Suddenly from some back recess of her mind, where perhaps instincts are formed, Nancy became aware of a sureness, like a soft and drifting image, that told her this woman could be trusted. That she need not hide the truth of her previous life, for she would not be judged by it but by what she had done with it. What she had achieved. Mrs Underwood was a woman of the world who would not faint or shudder or scream at the appalling circumstances that had brought her to this moment. She had been raped and later beaten by a man, none of it her fault, as many so-called respectable women would believe of a girl such as herself. She should not have been out after dark on her own, since none of them would dream of it. She had asked for trouble, they would tell one another, having no regard for the fact that she was forced to support herself and her younger sisters, since she had no man to do it for her.
She lifted her head, smashed, bruised but unbowed, and as they sipped the strong, hot tea Annie had brewed before she wandered off into the garden with Kitty she told Hetty Underwood how she had come from Angel Meadow to Grove Place. Mrs Underwood said nothing but her eyes, almost black in the amber smoothness of her face, never left Nancy’s and when she had finished speaking there was silence for several minutes. Nancy stared into the small fire. She would be sorry if this woman took offence and refused to have anything more to do with her. More than sorry, for a good deal of Nancy’s merchandise was sold in Mrs Underwood’s shop. She would find other buyers, she had made up her mind to that; indeed, when her face was healed she meant to walk the length of Deansgate, Market Street, St Ann’s Square, King Street and Exchange Street, in fact anywhere respectable shops were to be found, and look for other customers.

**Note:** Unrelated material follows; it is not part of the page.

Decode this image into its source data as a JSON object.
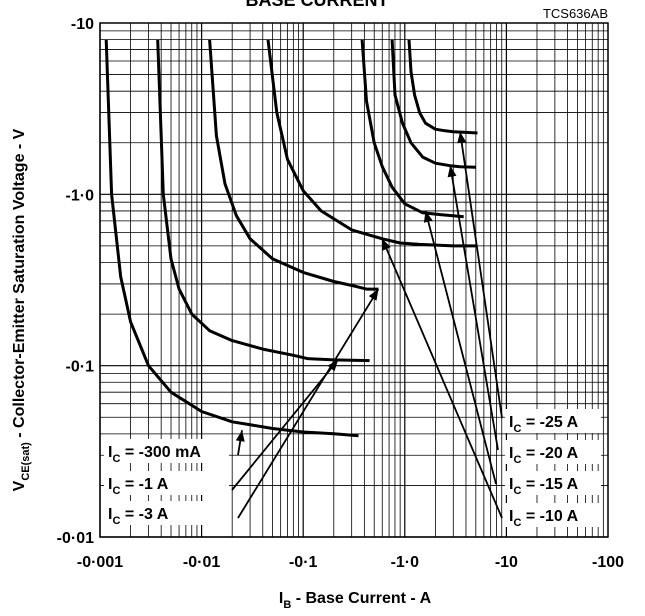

Mrs Underwood took a deep breath, then placed her cup and saucer on the kitchen table. Nancy still kept her face averted, not from a misplaced sense of guilt or shame, far from it, but she felt that if she looked up and saw revulsion on Mrs Underwood’s face it would hurt her deeply. She didn’t know why, really, for the woman was nothing to her. And yet she was. There was a strange bond between them, of what sort she didn’t know, but it was there just the same. There were not many people in this world whom Nancy took a liking to, whom she held in respect. She loved her sisters, of course, and Jennet meant as much to her as they did. Annie was almost like a mother to her, fond, scolding, always ready to speak her mind, protective and sharp-tongued but Nancy knew Annie loved her and she loved Annie. Into this equation the baby face of her daughter glowed and something unfamiliar warmed her heart. She was a charmer, there was no doubt about it, like her father; but also in her childish character was a steadfast will, a resolute determination and strength which showed itself even at this tender age and Nancy found she liked it. And now there was this woman who seemed to have found a place in Nancy’s . . . should she say heart? No, that was too fanciful but she really liked her and would be distressed if she proved weak and false.